Les chrétiens forts se maintiendront dans l’amour de Dieu. Le verbe est assez fort et laisse entendre que Jude exhorte ses lecteurs à faire tout ce qui est en leur pouvoir pour se maintenir dans la grâce divine. Cet amour de Dieu est l’équivalent de la miséricorde de Jésus-Christ, celle dont Jude rappelait l’existence dans son introduction. Ce sera la miséricorde qu’il manifestera lors de son prochain avènement en sa qualité de Juge universel. Nous en vivons aussi bien au cours de notre existence terrestre que dans la période « d’après ». La prière nous maintient dans cet amour pour la vie éternelle. La vie éternelle nous a été acquise grâce à Jésus-Christ (voir Hé 9.28, « eis sôtèrian », pour le salut). Se maintenir dans l’amour de Dieu veut dire qu’il faut se préserver consciemment du péché, et cela requiert un effort constant.

Dieu adresse deux avertissements, car lors des deux avènements du Christ son dessein reste identique. Sa miséricorde est encore plus visible que son jugement. Mais lorsque les deux avènements sont refusés, alors le jugement devient inévitable.

Viennent ensuite des directives pour traiter avec diverses catégories de chrétiens plus directement menacés par les hérétiques.

Il existe ceux qui doutent, les « diakrinomenoi » ou « diakrinomenous », qui peut signifier ceux qui polémiquent, mais, à cause de l’impératif, il s’applique à ceux qui n’arrivent pas à prendre une position soit en faveur soit contre la vérité. Ils font partie de la catégorie des membres d’Église qu’il faut convaincre.

Une autre classe représente ceux qu’il faut arracher aux griffes mortelles des prédateurs, avec énergie, par moment presque avec violence, afin de les sauver. Sans doute s’agit-il de ceux qui sont déjà tombés dans le giron de l’adversaire (voir à ce sujet Am 4.11; Za 3.2 et surtout Gn 19.16-17).

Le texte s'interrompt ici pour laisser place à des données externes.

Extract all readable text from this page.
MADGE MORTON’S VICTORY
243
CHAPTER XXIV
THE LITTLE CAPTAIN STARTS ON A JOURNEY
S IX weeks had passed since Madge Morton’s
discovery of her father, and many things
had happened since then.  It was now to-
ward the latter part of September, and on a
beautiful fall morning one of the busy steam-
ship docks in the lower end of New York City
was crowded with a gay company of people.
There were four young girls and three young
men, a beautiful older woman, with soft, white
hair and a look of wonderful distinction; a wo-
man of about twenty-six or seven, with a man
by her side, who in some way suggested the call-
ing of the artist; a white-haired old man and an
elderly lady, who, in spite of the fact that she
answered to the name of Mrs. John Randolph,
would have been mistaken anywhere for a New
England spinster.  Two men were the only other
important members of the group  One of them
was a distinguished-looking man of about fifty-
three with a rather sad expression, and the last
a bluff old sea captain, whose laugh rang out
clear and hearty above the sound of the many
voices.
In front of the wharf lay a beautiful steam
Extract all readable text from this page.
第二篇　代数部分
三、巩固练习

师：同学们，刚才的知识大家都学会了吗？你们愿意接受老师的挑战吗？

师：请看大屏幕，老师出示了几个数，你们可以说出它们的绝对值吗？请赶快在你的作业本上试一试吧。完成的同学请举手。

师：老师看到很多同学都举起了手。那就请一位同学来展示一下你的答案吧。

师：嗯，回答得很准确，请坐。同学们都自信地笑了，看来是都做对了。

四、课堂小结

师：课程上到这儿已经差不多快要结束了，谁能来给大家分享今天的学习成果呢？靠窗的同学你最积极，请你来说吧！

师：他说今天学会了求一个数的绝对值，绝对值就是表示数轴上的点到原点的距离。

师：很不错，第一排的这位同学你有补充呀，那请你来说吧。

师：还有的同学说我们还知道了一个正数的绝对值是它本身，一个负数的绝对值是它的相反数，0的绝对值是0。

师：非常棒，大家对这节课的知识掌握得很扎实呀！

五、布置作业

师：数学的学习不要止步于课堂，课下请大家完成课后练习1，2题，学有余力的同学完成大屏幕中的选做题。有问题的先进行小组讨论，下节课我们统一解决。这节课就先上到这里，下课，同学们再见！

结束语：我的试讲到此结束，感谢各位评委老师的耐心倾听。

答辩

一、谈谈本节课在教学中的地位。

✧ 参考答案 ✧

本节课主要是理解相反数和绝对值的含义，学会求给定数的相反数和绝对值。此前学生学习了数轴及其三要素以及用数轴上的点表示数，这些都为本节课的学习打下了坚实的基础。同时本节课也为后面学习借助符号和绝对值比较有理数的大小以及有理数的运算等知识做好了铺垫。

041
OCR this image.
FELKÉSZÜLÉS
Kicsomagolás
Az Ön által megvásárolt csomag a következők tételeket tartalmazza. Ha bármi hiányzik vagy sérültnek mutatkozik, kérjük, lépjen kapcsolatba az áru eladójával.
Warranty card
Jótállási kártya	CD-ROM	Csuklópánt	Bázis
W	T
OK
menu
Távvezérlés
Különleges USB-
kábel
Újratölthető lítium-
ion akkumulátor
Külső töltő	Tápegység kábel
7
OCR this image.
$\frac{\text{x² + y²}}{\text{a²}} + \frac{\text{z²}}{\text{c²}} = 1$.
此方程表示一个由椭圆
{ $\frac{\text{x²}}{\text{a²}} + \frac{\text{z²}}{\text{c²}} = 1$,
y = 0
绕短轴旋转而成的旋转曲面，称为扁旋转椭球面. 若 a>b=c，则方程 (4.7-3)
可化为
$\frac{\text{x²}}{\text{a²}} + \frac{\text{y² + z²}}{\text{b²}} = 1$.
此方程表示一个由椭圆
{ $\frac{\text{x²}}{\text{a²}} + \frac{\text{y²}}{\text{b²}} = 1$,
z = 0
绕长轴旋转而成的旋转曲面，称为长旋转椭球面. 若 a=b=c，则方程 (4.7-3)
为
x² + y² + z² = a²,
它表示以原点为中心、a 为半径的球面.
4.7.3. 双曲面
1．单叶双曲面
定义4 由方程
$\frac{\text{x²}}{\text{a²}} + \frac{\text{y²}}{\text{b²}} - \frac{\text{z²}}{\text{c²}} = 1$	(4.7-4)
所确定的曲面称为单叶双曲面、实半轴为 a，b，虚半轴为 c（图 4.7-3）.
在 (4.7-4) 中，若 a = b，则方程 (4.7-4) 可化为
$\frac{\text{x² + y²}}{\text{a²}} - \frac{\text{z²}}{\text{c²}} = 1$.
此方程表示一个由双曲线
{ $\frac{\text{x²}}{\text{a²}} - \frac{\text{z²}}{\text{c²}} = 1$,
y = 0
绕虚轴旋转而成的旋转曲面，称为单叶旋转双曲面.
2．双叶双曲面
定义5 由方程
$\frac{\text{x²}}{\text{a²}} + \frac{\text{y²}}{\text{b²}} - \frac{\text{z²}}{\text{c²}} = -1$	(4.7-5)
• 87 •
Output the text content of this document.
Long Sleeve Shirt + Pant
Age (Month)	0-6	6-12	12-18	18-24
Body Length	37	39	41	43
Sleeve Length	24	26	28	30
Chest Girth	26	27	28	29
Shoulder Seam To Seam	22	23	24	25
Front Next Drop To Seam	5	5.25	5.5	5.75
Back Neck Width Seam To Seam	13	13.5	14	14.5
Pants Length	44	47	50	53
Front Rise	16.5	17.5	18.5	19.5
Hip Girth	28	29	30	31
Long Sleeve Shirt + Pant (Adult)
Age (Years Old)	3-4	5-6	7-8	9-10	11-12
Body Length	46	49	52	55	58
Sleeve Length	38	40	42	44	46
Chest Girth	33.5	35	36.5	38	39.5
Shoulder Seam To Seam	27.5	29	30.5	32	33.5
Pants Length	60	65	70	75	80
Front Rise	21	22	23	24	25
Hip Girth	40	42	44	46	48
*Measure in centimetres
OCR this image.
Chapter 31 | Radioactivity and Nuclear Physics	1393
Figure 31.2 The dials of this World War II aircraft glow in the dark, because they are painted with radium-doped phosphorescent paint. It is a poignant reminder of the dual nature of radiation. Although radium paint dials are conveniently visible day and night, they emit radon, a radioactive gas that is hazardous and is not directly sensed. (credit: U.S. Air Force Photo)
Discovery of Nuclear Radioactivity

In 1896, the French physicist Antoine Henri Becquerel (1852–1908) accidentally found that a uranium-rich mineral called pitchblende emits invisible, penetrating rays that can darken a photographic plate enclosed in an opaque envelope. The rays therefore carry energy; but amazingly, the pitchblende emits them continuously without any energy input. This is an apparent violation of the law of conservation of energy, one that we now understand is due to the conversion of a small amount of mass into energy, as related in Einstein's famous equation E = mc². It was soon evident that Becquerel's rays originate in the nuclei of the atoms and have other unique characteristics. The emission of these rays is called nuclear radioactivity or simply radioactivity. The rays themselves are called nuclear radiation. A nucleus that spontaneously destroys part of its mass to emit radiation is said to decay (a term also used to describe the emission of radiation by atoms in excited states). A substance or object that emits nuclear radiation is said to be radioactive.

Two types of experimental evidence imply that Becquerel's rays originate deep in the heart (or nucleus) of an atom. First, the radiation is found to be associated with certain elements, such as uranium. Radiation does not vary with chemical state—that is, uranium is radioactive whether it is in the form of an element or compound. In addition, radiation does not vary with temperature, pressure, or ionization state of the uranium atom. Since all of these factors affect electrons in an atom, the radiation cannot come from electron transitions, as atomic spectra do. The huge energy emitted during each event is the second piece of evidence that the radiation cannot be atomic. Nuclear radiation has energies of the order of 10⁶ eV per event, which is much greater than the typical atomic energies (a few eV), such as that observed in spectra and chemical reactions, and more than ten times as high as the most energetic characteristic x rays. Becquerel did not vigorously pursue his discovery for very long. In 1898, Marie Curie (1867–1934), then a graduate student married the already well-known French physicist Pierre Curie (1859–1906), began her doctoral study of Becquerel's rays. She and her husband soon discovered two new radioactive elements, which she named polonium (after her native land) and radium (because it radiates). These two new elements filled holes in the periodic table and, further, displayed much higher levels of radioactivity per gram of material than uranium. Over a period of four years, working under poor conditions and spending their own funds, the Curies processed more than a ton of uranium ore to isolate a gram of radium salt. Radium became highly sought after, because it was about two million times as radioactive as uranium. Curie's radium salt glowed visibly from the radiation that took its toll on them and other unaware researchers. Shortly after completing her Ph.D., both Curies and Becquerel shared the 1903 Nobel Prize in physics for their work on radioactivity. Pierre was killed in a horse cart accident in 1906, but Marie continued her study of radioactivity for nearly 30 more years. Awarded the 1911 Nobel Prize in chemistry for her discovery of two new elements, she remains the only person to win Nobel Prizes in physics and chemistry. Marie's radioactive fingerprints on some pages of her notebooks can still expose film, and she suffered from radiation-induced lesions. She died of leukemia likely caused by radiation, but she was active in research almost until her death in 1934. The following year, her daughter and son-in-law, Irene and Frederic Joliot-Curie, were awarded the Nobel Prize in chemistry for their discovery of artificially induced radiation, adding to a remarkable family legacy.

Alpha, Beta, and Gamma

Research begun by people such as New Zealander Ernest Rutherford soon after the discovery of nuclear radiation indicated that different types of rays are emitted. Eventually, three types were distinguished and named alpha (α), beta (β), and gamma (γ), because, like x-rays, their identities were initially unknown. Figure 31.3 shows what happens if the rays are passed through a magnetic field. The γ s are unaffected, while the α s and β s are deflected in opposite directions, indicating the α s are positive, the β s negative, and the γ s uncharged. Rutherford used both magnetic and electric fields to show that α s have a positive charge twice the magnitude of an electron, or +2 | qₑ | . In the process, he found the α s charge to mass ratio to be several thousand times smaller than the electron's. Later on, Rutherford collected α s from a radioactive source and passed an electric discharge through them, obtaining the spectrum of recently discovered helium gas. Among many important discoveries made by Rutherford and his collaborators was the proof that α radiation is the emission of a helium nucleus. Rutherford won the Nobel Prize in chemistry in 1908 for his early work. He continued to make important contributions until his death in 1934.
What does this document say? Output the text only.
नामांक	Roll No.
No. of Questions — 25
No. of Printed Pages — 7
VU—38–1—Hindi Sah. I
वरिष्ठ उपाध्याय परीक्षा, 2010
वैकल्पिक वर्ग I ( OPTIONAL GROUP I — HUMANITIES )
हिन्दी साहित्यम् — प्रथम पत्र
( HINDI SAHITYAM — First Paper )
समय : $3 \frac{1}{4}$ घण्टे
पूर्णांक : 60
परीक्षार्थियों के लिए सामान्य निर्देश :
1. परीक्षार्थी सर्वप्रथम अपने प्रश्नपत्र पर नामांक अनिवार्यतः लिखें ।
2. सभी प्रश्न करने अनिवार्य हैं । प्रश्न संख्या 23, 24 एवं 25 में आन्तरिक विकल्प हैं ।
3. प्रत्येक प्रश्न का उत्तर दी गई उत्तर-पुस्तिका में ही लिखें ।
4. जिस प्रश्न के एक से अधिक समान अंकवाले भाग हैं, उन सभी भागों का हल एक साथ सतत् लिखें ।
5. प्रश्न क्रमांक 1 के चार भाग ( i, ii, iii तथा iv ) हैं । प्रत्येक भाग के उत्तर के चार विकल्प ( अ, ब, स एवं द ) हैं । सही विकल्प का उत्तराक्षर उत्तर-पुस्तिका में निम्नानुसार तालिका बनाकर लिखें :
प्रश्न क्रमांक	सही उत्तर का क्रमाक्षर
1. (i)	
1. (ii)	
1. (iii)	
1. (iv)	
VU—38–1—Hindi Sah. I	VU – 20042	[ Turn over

Une autre classe mérite qu’on la traite avec beaucoup de circonspection. Il faut en prendre un soin tout à fait particulier pour prévenir qu’elle ne soit contaminée par le mal. Il existe des chrétiens qui, animés d’un zèle louable, mais manquant parfois de la plus élémentaire prudence, s’exposent souvent inutilement aux blessures du mal. En cherchant à le combattre, ils succombent eux-mêmes sous ses assauts meurtriers. Ceux-là seront invités à fuir l’apparence même du mal, car il faut profondément détester toute forme de corruption.

Il convient de montrer la plus grande pitié envers tous ceux qui se trouvent en danger, mais s’approcher de certains pécheurs avec crainte… Et, condition absolue pour un tel ministère, tout effort de réformer autrui doit commencer par la réforme de soi-même. C’est la raison pour laquelle Jude insiste sur la nécessité de la prière. Elle permettra d’accomplir des progrès spirituels.

L’exhortation se termine par l’appel à la compassion de notre Seigneur Jésus-Christ pour la vie éternelle.

Il faut, de la part du fidèle, une grande humilité, car il ne mérite pas son salut. Cependant, son espérance dans le Christ lui offre une assurance solide. Une telle espérance est d’ailleurs l’ultime recours qui accorde à la fois une vision claire de ce qui adviendra et la force pour persévérer sans se lasser.

De nouveau se fait entendre le rappel du devoir de compassion envers les victimes, proies de l’hérésie.

Jésus-Christ a été le modèle en toutes choses. Le chrétien est sauvé non pour se glorifier, mais pour servir. Il se trouve dans le monde, mais il n’est pas du monde. Dieu atteint les hommes à travers le ministère de la parole et l’action qui en découle. Il ne suffit pas de dénoncer l’hérésie, il faut encore être en mesure d’exposer fidèlement la doctrine de la rédemption et de mener une vie morale exemplaire.

C’est pourquoi, après avoir dénoncé les imposteurs, Jude exhorte dans un souci pastoral. Il dispense ses conseils, encourage et fait appel à la compassion chrétienne. Il réussit parfaitement à prouver qu’on peut abhorrer et condamner le mal tout en cherchant à ramener le pécheur sur le chemin du salut. Jude n’a rien, en effet, d’un inquisiteur médiéval…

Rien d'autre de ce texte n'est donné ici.